So you're saying that local governments have less funds to spend today than they did 15 years ago? I don't think so. I wasn't aware America still had a free market, much less one that sprung up in the last 10 / 15 / 30 years to deprive local governments of their massive spending binge over that time.
The data I've seen indicates total government expenditures have doubled over 15 years, and it's even faster at the local level. The local + state spending haul is close to $2.6 trillion annually now. It's practically another federal government system in size.
What has actually happened is local and state governments ballooned in size massively since the late 1970s. Having over expanded without any means to actually pay for it, all based on insanely optimistic (fraudulent?) economic projections, now those governments are having to shrink due to their own poor management.

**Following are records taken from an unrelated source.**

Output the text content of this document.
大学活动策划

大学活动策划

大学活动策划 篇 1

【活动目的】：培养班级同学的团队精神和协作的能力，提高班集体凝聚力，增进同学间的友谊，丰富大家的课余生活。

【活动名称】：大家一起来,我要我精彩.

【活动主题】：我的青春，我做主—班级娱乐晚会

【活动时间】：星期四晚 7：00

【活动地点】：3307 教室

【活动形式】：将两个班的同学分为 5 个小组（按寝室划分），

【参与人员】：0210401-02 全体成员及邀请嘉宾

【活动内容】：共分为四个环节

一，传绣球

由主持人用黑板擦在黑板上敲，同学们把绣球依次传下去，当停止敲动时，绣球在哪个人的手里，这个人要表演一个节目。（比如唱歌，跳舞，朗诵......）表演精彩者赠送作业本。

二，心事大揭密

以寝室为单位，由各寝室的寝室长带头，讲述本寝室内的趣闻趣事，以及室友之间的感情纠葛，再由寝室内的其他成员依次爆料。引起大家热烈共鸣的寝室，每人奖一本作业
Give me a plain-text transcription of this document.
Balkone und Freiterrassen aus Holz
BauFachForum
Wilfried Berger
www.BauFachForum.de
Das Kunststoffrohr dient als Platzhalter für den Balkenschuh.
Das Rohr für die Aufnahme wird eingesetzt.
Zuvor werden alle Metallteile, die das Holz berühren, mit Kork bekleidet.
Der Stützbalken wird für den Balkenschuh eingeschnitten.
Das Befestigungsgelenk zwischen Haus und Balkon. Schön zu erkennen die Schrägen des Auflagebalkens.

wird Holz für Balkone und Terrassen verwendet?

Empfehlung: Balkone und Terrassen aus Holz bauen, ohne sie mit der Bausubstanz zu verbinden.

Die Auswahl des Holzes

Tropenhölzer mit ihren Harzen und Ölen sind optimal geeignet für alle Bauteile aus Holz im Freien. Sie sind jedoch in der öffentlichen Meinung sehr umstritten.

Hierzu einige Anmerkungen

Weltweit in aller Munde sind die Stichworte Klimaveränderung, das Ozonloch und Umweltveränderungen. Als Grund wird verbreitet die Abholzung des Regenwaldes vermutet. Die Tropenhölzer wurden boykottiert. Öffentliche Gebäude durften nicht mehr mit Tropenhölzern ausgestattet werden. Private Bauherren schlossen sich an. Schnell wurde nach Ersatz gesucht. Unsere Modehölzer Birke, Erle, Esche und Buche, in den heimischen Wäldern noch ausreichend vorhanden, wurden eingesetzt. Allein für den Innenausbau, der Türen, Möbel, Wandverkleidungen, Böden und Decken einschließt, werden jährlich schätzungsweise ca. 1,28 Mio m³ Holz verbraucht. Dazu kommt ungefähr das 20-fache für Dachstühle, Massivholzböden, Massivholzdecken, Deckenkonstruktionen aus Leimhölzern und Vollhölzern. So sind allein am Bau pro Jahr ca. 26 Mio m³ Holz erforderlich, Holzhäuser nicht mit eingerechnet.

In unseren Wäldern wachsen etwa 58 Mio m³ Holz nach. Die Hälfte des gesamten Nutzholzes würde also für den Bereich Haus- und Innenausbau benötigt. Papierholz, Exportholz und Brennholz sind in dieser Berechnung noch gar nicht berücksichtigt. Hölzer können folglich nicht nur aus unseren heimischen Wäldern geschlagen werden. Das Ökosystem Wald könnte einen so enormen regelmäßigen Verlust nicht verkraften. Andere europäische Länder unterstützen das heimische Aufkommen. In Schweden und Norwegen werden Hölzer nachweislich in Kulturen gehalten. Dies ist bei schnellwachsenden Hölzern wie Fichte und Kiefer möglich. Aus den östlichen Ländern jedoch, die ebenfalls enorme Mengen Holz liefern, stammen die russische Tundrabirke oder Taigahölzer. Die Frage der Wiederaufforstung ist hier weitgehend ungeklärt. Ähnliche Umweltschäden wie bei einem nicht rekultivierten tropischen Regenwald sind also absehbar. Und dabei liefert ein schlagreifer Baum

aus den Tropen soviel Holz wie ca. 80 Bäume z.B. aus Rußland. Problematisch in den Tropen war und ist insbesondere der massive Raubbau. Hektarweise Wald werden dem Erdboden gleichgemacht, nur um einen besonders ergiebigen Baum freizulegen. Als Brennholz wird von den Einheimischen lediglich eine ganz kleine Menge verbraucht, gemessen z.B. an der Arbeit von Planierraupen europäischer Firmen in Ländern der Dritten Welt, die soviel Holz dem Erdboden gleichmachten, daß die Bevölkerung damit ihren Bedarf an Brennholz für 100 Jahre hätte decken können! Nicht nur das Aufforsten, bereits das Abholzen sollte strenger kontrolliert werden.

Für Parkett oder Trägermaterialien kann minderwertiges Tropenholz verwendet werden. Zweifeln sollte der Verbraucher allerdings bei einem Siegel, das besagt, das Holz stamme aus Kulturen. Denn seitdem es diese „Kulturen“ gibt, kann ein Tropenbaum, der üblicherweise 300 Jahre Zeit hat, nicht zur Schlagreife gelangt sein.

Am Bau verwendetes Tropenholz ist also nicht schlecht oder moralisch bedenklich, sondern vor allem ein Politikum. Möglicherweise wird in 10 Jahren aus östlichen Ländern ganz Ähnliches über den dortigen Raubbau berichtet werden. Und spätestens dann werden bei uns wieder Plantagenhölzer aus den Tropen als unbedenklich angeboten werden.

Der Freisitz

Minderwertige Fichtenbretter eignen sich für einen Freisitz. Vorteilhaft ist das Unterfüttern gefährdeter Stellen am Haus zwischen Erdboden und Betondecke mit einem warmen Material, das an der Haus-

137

California is perhaps the greatest - and most well documented - example of this, both at the state and local level.
So you're saying that local governments have less funds to spend today than they did 15 years ago? I don't think so.
Relative to costs, yes. Their funding has gone up, in general, by less than inflation[1]. Then account for the fact that their costs involve a lot of healthcare benefits that suffer 15% inflation, and relatively few things like electronics that get cheaper over time.
When you talk about things like 'ballooned in size', you're really missing the picture. Money that goes straight out of our coffers to the health fund isn't bigger government. It's more money, same amount of government.
[1] In my case in Massachusetts, it was strictly 2.5% revenue growth a year, a figure that's less than inflation in most years, certainly in the early 2000s which is the time period I'm talking. Commenters below illustrate a similar picture for California, your favored example.
>California is perhaps the greatest - and most well documented - example of this, both at the state and local level.
California's problem is mostly because of their ballot propositions, especially the effects of prop 13, which limits property taxes to 1% of the original sale price.
There are many additional propositions which have passed that increase spending(especially for schools and other services), which make it pretty much impossible for the budget to be balanced, because the state and municipalities have almost no way of increasing taxes, nor can they realistically cut spending.
> California's problem is mostly because of their ballot propositions, especially the effects of prop 13, which limits property taxes to 1% of the original sale price.
The limit is to 1% of the current assessed "full cash value", not the original sale price. However, there is also a limit that the assessed "full cash value", despite the name, can increase no more than 2% per year excluding new construction (and quite a lot of classes of improvements are expressly excluded from counting as "new construction") and changes of ownership (and certain changes of ownership don't count, as well.)
The net effect of which is that the property tax base can fall rapidly with real estate market collapses, but expands only slowly with real estate market booms (and, particularly, that property that doesn't change hands frequently tends to be taxed at a low nominal rate applied to a value that is vastly below its actual market value.)
The data I've seen indicates total government expenditures have doubled over 15 years, and it's even faster at the local level. The local + state spending haul is close to $2.6 trillion annually now. It's practically another federal government system in size.
What has actually happened is local and state governments ballooned in size massively since the late 1970s. Having over expanded without any means to actually pay for it, all based on insanely optimistic (fraudulent?) economic projections, now those governments are having to shrink due to their own poor management.
California is perhaps the greatest - and most well documented - example of this, both at the state and local level.